Found in the northern neighborhood of Flaminio, the small residential Via Bernardo Celentano street is truly a gem that is off the beaten path. With its row of multicolored houses of Liberty-style that features fences and private gardens, the place looks more like a little version of London instead of an alley in Rome.
The architect Quadrio Pirani designed the street during the early 20th century in the time of Mayor Ernesto Nathan who envisioned the city as a proper metropolis in Europe. While the urban project wasn’t able to spread beyond the tiny street, it was preserved really well and remains to be one of the best-kept secrets of the city.

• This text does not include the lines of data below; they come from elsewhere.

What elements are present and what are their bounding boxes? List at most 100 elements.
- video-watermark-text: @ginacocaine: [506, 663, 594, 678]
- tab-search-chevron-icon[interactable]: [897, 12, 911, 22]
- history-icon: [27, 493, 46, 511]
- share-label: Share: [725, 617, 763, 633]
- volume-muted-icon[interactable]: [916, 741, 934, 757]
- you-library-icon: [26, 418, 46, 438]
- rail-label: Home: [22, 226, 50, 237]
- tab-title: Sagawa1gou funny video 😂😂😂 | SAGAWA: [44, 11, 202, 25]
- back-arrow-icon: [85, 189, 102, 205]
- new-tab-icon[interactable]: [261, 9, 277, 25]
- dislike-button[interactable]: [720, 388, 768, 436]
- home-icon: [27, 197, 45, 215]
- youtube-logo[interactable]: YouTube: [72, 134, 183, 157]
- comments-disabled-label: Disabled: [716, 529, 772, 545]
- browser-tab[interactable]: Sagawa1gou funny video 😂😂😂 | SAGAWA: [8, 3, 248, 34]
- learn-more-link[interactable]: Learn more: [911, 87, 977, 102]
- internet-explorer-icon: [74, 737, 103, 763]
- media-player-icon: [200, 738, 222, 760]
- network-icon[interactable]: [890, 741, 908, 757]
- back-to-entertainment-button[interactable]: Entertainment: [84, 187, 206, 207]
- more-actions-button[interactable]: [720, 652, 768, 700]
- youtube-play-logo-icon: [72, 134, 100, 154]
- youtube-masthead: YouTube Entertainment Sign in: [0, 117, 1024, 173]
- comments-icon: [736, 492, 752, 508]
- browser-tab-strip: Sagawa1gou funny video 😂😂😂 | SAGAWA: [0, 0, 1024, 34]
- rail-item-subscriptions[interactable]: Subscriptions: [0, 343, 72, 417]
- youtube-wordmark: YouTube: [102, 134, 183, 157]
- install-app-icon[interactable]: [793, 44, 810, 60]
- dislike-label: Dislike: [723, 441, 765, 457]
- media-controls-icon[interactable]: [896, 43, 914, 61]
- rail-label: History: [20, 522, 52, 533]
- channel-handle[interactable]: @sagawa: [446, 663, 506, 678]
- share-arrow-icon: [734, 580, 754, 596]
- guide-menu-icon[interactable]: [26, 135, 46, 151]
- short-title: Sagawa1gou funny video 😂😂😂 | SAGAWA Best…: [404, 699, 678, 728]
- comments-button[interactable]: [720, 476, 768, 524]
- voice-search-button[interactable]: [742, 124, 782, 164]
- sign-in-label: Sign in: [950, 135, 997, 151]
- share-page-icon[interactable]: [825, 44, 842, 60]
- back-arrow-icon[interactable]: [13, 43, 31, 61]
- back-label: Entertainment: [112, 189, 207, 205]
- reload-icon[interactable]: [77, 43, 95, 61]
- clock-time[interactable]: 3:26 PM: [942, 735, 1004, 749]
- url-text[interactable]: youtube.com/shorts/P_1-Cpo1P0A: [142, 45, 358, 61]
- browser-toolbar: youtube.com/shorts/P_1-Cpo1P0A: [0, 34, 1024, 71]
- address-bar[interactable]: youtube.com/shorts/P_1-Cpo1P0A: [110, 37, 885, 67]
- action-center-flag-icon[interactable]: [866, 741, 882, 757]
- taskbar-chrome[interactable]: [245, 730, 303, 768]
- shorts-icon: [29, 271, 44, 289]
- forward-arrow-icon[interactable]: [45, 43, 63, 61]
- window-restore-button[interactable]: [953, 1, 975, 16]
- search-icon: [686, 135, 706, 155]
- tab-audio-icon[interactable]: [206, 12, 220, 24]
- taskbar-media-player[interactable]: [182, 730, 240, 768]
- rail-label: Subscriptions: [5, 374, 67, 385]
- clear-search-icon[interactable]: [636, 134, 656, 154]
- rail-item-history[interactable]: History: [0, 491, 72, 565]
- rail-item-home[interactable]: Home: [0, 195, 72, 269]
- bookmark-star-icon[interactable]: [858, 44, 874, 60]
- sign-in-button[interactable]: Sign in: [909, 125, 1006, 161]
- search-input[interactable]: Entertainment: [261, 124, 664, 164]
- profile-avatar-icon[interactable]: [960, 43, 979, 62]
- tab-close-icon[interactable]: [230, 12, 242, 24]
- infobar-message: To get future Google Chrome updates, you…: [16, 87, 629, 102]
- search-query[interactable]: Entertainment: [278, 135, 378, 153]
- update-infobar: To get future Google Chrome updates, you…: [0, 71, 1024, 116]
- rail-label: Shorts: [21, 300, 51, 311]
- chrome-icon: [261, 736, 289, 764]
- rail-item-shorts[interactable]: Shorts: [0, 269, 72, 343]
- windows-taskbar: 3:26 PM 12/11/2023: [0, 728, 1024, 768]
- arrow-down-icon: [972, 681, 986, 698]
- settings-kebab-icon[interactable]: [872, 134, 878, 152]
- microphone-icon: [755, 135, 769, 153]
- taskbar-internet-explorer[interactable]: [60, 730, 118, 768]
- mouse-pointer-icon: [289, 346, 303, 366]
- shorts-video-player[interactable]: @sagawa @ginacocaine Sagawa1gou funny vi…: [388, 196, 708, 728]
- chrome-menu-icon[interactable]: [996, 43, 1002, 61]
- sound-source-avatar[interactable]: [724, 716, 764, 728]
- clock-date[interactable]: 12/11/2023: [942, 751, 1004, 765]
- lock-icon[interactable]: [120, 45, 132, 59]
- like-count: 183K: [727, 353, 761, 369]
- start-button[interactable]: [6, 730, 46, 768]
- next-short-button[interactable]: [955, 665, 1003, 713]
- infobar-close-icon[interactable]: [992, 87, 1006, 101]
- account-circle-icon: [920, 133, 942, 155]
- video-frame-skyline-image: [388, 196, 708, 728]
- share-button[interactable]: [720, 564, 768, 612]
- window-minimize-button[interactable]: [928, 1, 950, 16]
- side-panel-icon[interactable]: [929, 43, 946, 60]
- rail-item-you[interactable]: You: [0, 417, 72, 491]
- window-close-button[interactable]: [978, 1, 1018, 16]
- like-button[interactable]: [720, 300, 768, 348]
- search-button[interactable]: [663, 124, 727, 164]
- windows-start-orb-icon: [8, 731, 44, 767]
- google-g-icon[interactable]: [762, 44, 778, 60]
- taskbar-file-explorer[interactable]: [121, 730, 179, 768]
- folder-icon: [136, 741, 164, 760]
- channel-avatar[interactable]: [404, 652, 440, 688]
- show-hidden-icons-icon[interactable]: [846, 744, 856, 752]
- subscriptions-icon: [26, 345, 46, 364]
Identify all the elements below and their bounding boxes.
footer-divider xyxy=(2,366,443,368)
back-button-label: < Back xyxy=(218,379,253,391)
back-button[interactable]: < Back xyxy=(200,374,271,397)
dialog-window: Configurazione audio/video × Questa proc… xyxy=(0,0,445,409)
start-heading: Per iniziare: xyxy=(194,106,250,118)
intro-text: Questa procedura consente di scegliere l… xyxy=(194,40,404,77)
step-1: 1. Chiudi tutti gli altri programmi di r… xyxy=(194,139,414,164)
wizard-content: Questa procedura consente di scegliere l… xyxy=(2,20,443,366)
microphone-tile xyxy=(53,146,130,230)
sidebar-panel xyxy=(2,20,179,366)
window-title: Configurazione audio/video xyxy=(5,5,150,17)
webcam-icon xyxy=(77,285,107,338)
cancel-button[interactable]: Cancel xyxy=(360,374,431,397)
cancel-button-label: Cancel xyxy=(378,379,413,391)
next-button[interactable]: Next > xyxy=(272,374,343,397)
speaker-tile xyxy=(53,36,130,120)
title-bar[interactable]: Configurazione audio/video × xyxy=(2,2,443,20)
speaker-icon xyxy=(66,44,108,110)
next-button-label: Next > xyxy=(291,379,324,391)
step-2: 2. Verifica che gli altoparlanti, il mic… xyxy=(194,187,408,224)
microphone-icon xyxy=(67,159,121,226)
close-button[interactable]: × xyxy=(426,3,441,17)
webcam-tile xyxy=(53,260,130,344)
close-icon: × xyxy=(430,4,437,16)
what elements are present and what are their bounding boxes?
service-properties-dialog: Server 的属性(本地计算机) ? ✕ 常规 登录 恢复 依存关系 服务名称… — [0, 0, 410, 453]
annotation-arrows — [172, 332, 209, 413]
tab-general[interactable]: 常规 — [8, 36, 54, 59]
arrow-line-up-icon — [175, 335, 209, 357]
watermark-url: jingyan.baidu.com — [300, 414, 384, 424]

Pozzo Corridor at St. Ignatius
The mother church of Society of Jesus, Church of the Gesu boasts of ceilings with striking trompe l’oeil effects. However, a more peculiar visual effect remains hidden in the Rooms of St. Ignatius next door. Andrea Pozzo, a Baroque painter, decorated the elaborate Pozzo Corridor that took inspiration from the Galleria Colonna in the nearby Palazzo Colonna featuring scenes of St. Ignatius’ life.
This is fascinating since the corridor itself was relatively tucked away and creates the impression that it was longer due to the slanted way it was painted. This why the figures become distorted when you approach them and look stretched if you look at them up close.
The vastness of Rome, both in terms of size and history, is the reason why some of its hidden treasures remain hidden to this day.